Accueilli avec les honneurs officiels, le chef de l’État sénégalais s’est entretenu longuement avec son homologue congolais au Palais du Peuple. Les discussions ont permis de faire le point sur la coopération bilatérale entre Dakar et Brazzaville, tout en abordant plusieurs dossiers majeurs de l’agenda africain, notamment la sécurité régionale, la coopération Sud-Sud, les perspectives économiques et la préparation des grands rendez-vous continentaux.
Les échanges ont également porté sur des secteurs clés tels que l’agriculture, l’énergie, l’éducation et la culture, avec la volonté commune de traduire la proximité politique en partenariats concrets. Nouveau producteur d’hydrocarbures, le Sénégal s’intéresse par ailleurs à l’expérience congolaise dans ce domaine.
La visite a également été marquée par une rencontre avec la diaspora sénégalaise au Congo, devenue un moment fort des déplacements présidentiels et révélatrice de l’attention portée par Bassirou Diomaye Faye aux communautés africaines vivant hors de leurs frontières nationales.
Brazzaville, un pôle d’influence et de stabilité
Si Brazzaville s’impose comme une étape diplomatique recherchée, c’est en raison du poids politique de Denis Sassou Nguesso et de sa connaissance approfondie des équilibres africains. Fort de plusieurs décennies à la tête de l’État, le président congolais incarne une continuité institutionnelle que les autorités présentent comme un facteur de stabilité et de médiation sur le continent. Le Congo met en avant une trajectoire économique fondée sur la solidité de ses fondamentaux et un environnement politique relativement apaisé, permettant à la capitale de se positionner comme un lieu d’échange, de concertation et de conseil pour de nombreux dirigeants africains.

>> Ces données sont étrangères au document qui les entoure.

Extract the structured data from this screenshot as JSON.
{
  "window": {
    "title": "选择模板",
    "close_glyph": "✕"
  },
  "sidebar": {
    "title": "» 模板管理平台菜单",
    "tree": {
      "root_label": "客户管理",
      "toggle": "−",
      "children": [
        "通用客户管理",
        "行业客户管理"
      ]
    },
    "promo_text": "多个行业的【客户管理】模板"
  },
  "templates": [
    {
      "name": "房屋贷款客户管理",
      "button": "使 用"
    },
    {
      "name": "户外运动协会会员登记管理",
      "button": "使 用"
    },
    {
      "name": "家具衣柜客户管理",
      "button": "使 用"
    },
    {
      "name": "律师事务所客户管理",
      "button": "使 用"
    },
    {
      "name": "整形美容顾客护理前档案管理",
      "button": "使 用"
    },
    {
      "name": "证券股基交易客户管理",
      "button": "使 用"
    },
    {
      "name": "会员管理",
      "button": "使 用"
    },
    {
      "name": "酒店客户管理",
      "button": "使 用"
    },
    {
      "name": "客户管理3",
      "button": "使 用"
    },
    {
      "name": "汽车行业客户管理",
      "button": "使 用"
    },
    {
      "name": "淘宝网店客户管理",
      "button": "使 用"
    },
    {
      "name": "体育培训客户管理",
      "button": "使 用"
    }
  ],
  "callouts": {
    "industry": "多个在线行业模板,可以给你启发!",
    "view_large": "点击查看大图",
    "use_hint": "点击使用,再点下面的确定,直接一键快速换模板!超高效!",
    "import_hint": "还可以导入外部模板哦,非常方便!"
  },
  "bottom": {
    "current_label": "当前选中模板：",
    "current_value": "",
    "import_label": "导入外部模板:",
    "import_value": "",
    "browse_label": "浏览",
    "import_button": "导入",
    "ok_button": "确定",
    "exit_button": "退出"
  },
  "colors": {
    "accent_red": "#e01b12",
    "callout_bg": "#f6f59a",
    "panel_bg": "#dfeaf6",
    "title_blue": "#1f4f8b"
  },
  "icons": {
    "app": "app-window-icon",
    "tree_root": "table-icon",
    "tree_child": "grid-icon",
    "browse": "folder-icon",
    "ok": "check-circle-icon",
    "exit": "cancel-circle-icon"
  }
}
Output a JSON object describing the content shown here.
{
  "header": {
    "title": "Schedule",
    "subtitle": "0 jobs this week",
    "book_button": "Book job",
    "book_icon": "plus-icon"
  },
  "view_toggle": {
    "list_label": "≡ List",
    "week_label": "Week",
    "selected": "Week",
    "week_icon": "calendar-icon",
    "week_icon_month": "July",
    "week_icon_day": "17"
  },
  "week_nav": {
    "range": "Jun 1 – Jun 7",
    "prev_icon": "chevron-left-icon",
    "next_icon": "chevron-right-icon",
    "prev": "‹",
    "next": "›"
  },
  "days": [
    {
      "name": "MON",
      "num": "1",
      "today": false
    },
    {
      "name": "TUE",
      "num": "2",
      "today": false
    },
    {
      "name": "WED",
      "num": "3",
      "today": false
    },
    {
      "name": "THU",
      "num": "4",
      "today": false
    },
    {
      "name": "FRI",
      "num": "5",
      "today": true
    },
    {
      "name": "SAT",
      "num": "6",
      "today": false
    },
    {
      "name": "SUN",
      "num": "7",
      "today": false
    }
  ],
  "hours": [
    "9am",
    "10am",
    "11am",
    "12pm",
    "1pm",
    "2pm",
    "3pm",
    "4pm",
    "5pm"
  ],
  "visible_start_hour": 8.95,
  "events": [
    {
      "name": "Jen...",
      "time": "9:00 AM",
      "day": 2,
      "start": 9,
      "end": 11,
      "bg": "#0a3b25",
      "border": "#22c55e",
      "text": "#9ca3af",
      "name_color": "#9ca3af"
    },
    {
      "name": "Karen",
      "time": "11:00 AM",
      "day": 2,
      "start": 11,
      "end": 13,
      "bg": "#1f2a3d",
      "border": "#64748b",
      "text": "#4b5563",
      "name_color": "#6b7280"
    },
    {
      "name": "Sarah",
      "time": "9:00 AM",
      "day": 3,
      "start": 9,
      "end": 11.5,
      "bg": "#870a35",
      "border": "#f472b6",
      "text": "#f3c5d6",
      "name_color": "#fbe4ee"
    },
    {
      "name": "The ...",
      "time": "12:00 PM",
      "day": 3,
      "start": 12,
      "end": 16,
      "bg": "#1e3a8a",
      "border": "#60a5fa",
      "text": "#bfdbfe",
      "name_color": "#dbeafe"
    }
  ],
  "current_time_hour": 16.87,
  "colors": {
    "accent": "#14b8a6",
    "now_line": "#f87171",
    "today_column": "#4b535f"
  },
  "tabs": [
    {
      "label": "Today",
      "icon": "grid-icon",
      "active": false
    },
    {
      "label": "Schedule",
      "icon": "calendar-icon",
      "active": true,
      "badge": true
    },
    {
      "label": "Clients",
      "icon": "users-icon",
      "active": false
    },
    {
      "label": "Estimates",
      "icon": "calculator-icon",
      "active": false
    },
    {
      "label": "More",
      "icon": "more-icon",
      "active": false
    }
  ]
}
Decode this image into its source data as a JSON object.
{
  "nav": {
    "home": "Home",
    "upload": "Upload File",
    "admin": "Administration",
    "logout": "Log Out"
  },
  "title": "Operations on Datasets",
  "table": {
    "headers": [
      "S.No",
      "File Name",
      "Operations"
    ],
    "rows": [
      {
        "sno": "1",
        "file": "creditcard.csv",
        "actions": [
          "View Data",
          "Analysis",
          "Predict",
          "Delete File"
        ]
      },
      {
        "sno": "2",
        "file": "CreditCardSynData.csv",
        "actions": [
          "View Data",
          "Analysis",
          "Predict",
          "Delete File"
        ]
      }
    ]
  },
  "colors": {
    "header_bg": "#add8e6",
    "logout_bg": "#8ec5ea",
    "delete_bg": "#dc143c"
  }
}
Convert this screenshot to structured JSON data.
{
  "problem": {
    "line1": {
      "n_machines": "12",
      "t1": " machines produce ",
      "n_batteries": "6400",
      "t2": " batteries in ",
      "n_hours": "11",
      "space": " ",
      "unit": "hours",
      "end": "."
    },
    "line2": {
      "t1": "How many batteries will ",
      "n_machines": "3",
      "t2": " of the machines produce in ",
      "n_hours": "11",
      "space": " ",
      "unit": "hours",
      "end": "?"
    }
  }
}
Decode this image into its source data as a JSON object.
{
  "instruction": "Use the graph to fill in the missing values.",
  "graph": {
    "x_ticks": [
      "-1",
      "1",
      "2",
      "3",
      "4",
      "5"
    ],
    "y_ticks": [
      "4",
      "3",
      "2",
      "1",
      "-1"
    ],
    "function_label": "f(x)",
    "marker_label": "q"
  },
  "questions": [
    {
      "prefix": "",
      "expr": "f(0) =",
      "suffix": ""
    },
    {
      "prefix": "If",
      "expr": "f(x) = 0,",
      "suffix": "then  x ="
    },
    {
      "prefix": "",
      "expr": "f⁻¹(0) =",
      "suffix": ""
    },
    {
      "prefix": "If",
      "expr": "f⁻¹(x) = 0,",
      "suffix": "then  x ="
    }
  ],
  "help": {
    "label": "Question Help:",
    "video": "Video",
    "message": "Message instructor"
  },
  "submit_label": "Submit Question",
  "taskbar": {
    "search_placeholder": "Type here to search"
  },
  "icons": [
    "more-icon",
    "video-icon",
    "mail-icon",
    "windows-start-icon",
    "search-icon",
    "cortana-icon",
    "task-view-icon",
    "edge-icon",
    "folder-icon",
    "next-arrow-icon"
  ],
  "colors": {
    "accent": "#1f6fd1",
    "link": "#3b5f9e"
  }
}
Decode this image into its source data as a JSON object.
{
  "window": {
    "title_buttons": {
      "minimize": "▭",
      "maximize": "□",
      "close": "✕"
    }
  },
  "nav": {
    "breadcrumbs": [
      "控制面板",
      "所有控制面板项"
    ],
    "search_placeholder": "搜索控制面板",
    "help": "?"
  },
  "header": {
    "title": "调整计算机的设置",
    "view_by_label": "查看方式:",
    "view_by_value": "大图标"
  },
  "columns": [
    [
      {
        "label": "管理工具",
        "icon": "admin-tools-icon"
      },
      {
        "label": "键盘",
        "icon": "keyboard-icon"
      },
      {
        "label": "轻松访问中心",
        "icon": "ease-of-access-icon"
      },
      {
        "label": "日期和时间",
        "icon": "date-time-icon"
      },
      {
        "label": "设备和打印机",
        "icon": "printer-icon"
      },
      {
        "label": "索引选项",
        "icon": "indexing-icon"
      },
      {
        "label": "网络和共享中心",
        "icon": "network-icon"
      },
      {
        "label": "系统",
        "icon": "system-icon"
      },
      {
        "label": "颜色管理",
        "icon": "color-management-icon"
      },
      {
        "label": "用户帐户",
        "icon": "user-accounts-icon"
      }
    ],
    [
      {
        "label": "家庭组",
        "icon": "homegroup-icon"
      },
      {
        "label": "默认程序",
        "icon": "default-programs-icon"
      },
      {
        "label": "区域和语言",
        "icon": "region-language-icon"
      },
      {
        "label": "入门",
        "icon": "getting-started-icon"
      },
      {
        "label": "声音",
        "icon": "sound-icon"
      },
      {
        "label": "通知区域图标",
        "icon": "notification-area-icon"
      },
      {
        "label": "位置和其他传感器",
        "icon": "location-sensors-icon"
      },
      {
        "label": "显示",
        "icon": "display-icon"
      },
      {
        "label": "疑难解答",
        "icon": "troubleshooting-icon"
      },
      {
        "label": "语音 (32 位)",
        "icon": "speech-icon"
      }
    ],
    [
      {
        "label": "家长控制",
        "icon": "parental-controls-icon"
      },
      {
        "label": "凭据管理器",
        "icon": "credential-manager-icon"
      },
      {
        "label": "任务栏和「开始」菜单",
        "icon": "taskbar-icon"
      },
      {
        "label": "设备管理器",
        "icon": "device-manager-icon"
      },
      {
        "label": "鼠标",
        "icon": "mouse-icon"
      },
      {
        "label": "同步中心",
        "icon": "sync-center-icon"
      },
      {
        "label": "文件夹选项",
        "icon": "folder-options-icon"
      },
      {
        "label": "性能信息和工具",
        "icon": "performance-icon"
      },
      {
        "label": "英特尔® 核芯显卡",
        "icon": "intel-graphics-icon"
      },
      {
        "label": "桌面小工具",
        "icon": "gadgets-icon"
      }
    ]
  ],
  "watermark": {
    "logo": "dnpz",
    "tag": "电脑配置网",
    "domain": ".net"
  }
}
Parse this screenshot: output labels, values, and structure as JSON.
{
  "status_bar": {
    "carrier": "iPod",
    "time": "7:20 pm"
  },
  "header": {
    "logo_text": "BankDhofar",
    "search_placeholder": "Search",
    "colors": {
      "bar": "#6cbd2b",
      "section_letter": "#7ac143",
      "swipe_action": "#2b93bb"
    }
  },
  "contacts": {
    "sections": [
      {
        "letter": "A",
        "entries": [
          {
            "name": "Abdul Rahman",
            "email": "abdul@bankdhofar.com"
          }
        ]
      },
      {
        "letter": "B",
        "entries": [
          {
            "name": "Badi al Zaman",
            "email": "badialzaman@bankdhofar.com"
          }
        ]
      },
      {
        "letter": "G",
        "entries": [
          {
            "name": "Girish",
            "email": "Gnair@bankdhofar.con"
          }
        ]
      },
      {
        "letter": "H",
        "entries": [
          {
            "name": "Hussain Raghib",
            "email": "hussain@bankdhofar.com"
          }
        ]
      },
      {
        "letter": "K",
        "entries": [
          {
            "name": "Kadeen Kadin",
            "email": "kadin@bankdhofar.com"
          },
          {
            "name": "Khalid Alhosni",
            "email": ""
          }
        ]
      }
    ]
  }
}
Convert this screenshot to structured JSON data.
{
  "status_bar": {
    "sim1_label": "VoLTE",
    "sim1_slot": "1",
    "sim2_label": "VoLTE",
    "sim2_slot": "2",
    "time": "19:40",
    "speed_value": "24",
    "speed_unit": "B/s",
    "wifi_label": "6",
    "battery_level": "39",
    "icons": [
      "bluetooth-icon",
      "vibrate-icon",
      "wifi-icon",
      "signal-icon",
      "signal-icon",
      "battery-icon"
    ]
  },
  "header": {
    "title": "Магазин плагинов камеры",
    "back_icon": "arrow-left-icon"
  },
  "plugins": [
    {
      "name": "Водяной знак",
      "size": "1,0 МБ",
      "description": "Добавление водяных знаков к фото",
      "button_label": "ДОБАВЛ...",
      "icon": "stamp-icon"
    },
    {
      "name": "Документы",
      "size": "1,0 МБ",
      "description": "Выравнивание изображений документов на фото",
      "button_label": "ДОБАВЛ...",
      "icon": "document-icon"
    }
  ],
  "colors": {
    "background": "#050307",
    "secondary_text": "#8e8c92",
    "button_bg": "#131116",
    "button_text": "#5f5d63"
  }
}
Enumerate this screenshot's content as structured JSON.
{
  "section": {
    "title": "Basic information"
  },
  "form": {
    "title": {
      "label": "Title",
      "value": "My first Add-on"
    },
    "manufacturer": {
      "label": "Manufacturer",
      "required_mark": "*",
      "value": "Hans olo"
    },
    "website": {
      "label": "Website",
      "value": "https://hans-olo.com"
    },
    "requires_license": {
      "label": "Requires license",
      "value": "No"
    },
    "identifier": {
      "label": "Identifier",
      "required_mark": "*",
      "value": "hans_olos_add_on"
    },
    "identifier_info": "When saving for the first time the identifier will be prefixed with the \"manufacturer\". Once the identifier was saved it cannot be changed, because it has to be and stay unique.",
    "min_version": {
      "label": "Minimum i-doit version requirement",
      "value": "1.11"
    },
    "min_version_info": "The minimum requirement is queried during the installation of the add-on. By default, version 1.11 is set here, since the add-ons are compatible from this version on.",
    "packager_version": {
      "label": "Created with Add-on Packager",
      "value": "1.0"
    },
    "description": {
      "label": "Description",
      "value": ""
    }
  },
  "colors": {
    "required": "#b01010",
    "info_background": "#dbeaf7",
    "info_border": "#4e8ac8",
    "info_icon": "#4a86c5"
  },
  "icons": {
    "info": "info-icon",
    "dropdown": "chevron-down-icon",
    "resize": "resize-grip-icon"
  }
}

Environnement et coopération régionale au cœur des échanges
Les questions environnementales ont constitué un autre axe structurant de la visite. Le Congo, qui abrite une part essentielle du bassin forestier d’Afrique centrale, a fait de la protection des écosystèmes un outil diplomatique à part entière. Cette « diplomatie verte » trouve un écho particulier auprès du Sénégal, engagé dans des politiques de transition, notamment dans l’agriculture durable, l’énergie et l’adaptation au changement climatique. Cette convergence de vues renforce l’idée d’une coopération africaine plus intégrée, capable de porter des réponses communes aux défis environnementaux et de développement.